The goals of this project were to exercise data collection, cleaning, and visualization in R.

This article will walk through my process of collecting data directly from the National Weather Service's live XML feed of current conditions and visualizing live humidity and temperature at the time in which the code was ran. (e.g. these are not "live" as of reading, they were "live" as of production.)

These data are from stations across the United States and Canada. This feed can be found here. The format of these data are often inconsistent between each other, but they can be systematically cleaned after observing some common patterns in their structuring.

After cleaning, these data are used here to create current condition maps of Temperature and Humidity across the United States -- one static and one interactive plot of each.

Technologies Used

This project is written in R and uses the following R packages:

Citations to these packages are included in references at the bottom of this page.

Data Retrieval and Cleaning

First we load the necessary packages and download the XML from the NWS' feed. One file is the current conditions observations, and the other is the National Weather Service's XML file of stations with which to compare to locate them.

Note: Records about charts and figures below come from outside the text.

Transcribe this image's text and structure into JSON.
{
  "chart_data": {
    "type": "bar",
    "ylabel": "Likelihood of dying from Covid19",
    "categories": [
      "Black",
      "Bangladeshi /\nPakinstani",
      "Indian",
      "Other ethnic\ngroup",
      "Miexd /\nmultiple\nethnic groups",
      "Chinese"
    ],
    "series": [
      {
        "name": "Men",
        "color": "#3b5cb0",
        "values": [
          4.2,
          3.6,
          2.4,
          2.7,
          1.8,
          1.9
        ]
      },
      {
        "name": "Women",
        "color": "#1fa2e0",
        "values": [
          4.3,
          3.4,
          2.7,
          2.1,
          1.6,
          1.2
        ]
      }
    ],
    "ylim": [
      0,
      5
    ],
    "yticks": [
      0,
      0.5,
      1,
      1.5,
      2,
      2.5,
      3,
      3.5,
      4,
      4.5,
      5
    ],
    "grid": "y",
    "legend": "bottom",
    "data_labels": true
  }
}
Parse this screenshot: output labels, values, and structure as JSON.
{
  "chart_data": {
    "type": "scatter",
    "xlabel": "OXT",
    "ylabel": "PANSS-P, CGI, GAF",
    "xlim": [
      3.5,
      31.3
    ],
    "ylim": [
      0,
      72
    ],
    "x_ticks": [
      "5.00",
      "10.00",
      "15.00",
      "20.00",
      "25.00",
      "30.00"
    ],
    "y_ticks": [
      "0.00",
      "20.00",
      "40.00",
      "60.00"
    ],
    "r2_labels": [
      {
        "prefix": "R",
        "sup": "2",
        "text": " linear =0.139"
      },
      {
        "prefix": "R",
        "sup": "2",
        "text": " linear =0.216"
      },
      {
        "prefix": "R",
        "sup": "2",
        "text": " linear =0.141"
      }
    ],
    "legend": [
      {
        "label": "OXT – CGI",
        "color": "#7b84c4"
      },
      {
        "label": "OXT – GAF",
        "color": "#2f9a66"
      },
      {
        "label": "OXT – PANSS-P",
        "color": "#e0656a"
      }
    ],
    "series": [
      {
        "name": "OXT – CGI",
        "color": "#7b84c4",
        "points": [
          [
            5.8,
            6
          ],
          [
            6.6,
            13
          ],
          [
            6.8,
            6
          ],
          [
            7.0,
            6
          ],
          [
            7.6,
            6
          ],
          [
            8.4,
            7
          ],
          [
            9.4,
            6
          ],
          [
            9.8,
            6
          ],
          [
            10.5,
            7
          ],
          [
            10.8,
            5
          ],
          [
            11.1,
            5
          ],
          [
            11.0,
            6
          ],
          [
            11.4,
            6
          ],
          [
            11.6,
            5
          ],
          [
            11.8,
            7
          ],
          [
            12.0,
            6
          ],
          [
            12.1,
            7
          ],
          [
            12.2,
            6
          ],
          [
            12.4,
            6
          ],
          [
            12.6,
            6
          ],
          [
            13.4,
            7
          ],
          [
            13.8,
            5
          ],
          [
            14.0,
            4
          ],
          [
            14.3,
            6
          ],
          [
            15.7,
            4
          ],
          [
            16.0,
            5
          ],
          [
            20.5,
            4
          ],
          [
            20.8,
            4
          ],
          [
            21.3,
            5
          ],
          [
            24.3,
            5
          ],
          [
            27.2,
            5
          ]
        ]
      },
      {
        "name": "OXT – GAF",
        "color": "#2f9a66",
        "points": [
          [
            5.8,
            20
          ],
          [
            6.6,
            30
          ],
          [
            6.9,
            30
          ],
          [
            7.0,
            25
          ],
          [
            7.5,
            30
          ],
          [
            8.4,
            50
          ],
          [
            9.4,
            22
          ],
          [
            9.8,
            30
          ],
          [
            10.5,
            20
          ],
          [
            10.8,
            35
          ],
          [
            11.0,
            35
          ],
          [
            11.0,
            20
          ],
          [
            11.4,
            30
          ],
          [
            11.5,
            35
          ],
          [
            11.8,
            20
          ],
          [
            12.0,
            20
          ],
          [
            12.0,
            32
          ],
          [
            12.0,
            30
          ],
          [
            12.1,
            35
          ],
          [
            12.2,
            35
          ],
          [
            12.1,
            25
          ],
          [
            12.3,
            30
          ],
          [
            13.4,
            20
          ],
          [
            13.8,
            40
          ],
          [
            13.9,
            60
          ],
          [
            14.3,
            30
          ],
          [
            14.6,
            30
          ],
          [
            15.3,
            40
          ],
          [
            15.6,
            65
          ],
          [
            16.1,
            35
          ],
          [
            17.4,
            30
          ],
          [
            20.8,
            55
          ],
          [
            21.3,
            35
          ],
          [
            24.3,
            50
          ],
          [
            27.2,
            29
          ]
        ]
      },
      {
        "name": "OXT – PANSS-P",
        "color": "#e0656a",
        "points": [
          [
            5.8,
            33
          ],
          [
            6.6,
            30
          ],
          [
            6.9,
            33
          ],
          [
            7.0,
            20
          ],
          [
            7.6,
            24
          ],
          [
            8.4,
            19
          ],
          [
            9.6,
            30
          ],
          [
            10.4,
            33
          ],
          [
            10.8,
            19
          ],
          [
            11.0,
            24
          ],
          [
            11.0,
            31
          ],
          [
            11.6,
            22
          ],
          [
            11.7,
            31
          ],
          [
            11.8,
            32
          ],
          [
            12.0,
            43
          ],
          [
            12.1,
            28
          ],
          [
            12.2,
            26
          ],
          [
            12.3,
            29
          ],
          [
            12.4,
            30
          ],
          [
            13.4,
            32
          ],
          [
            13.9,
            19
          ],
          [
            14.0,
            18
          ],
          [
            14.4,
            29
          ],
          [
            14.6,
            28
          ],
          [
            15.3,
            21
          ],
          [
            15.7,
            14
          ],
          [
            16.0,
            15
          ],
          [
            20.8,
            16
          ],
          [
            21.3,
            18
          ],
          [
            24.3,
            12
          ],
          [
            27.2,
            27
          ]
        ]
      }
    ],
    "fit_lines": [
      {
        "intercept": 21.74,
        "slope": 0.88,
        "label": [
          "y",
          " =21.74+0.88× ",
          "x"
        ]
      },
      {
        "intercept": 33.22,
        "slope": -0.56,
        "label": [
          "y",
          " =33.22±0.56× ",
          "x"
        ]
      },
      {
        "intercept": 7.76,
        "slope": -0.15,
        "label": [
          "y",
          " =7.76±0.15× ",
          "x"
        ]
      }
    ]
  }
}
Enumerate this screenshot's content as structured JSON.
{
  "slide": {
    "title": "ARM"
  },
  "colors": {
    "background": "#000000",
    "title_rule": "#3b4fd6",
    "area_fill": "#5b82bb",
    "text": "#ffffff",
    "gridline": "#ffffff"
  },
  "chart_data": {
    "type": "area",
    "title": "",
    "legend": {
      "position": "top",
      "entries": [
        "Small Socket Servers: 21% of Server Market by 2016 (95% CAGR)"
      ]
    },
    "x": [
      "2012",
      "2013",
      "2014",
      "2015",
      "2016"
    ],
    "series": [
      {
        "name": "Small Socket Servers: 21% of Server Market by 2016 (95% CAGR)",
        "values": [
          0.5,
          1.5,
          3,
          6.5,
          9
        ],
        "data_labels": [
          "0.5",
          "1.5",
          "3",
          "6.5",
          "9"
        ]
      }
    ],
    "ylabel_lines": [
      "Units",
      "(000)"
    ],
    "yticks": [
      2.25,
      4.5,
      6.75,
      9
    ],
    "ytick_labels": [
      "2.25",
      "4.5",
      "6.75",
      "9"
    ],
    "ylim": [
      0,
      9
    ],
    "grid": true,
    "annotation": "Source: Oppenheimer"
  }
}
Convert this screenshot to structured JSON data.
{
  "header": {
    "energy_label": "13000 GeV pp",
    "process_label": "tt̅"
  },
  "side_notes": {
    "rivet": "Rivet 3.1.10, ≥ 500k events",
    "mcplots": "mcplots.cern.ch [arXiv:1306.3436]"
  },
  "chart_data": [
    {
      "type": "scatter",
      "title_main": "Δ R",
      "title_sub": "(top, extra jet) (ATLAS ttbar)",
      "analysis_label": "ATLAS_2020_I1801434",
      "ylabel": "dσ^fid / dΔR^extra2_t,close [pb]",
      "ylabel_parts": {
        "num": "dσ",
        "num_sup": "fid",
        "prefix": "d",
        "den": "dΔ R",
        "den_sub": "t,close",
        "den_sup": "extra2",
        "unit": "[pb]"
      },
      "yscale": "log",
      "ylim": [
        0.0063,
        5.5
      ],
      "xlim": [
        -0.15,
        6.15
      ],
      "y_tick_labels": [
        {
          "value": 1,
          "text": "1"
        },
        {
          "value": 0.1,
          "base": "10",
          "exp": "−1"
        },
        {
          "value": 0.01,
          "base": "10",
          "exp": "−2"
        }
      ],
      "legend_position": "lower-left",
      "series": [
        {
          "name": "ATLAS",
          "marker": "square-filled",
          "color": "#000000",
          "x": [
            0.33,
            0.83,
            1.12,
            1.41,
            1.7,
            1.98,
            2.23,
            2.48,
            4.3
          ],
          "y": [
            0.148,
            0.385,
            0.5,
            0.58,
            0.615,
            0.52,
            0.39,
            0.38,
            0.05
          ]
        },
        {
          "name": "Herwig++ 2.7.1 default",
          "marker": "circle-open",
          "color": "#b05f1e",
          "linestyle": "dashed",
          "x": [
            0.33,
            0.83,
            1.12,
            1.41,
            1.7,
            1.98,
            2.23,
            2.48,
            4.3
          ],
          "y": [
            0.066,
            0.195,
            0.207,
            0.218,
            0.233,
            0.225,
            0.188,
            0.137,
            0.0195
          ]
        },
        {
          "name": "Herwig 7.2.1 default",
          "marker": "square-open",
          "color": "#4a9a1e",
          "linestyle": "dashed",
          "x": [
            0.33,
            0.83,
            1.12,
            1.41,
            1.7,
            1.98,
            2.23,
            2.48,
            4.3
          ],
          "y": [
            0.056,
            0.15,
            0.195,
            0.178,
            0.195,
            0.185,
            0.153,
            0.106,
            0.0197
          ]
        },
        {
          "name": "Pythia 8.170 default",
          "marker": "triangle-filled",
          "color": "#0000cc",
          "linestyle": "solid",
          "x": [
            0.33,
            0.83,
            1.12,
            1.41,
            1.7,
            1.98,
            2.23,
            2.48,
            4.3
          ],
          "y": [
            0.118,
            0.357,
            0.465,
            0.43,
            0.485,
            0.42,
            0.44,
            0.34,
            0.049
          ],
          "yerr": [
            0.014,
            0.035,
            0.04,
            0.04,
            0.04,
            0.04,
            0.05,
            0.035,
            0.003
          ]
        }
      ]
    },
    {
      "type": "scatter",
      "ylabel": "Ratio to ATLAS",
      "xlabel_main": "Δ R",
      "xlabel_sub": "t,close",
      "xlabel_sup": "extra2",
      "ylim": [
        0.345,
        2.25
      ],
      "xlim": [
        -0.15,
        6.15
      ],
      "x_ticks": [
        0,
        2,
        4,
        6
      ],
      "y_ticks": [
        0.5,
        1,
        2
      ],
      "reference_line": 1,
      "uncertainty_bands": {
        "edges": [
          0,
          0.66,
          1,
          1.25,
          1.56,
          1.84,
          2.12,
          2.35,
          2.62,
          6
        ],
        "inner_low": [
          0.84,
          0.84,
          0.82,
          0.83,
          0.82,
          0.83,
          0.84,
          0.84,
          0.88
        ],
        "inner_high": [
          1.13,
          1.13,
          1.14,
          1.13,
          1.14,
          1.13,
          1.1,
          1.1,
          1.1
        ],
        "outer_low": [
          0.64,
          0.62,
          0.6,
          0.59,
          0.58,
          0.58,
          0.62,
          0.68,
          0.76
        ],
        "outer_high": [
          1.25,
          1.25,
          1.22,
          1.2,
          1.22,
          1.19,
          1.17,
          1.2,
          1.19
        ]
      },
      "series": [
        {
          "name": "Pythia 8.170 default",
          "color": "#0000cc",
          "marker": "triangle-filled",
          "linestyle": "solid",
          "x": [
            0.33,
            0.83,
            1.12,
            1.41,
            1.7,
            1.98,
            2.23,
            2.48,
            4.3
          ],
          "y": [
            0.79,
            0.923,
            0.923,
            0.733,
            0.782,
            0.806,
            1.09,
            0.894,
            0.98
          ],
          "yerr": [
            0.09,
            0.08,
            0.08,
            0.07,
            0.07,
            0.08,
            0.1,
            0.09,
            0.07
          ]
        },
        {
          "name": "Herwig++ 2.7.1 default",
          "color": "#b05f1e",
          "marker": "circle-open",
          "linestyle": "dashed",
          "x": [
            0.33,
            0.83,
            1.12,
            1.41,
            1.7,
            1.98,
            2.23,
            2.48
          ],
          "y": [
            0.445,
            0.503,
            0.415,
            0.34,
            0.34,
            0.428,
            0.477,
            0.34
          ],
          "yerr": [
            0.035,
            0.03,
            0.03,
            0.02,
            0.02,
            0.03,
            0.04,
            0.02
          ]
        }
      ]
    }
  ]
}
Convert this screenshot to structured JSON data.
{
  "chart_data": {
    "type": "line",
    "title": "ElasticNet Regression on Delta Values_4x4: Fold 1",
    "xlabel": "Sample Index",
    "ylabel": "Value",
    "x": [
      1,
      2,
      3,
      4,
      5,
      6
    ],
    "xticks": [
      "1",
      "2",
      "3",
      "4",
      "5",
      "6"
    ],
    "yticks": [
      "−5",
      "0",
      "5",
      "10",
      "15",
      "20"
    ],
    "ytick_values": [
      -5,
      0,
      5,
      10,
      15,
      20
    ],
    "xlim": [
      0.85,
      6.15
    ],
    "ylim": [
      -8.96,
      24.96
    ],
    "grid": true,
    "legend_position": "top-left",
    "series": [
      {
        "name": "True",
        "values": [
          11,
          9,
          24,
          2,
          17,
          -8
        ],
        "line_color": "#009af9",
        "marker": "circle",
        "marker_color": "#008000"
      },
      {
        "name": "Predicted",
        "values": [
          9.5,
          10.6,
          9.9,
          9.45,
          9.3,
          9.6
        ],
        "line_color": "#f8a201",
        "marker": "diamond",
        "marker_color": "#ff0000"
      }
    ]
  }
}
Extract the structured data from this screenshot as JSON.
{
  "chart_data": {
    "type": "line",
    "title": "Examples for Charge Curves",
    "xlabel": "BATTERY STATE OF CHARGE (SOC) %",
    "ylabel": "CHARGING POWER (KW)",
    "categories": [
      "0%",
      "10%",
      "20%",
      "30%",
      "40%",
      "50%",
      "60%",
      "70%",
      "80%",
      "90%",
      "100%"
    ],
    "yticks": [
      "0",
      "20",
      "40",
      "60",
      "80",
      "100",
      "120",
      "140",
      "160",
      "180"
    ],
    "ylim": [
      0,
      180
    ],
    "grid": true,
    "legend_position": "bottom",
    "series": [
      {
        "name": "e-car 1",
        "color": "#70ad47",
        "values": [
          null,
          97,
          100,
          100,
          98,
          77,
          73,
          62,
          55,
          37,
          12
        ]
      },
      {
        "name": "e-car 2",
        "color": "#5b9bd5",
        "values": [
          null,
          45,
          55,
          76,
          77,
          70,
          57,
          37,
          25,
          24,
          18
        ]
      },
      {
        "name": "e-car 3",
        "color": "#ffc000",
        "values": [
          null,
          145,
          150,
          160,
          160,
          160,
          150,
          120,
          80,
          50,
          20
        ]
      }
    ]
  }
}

asc <- function(x) { strtoi(charToRaw(x),16L) }

# Download XMLs directly from the national weather service
download.file("https://w1.weather.gov/xml/current_obs/index.xml", destfile = ".\\stations.xml")
download.file("https://w1.weather.gov/xml/current_obs/all_xml.zip", destfile = "temp.xml.zip")

Then we unzip these files and populate a list of dataframes with observations converted from XML. This processing requires some cleaning, as the XML files from the National Weather Service tend to not share a uniform format and are sometimes extremely old.

stations <- xmlToDataFrame(".\\stations.xml")
# Get rid of the header information, which is not needed for these purposes
stations <- stations[-c(1,2,3,4,5,6),]

# Unzips observations
zipF <- "temp.xml.zip"
outDir <- ".\\obervations"
unzip(zipF,exdir=outDir)

# Initializes observation list
data <- list()

# Converts stations XML to data frame
for (i in 1:length(stations$station_id)) {
  tryCatch(
    {
      paste(stations$station_id[i], ".xml", sep="")
      loc <- paste(".\\obervations\\", stations$station_id[i], ".xml", sep="")
      data[[i]] <- xmlToDataFrame(loc)
    },
  error = function(error_message) 
    {
      # Just ignore... NWS' XML formatting isn't always (is never) consistent, and mistakes happen.
    }
  )
}

# Create master Weather data frame
Weather <- data.frame(Station = character(), Lon = double(), Lat = double(), Temperature = double(), Humidity = double())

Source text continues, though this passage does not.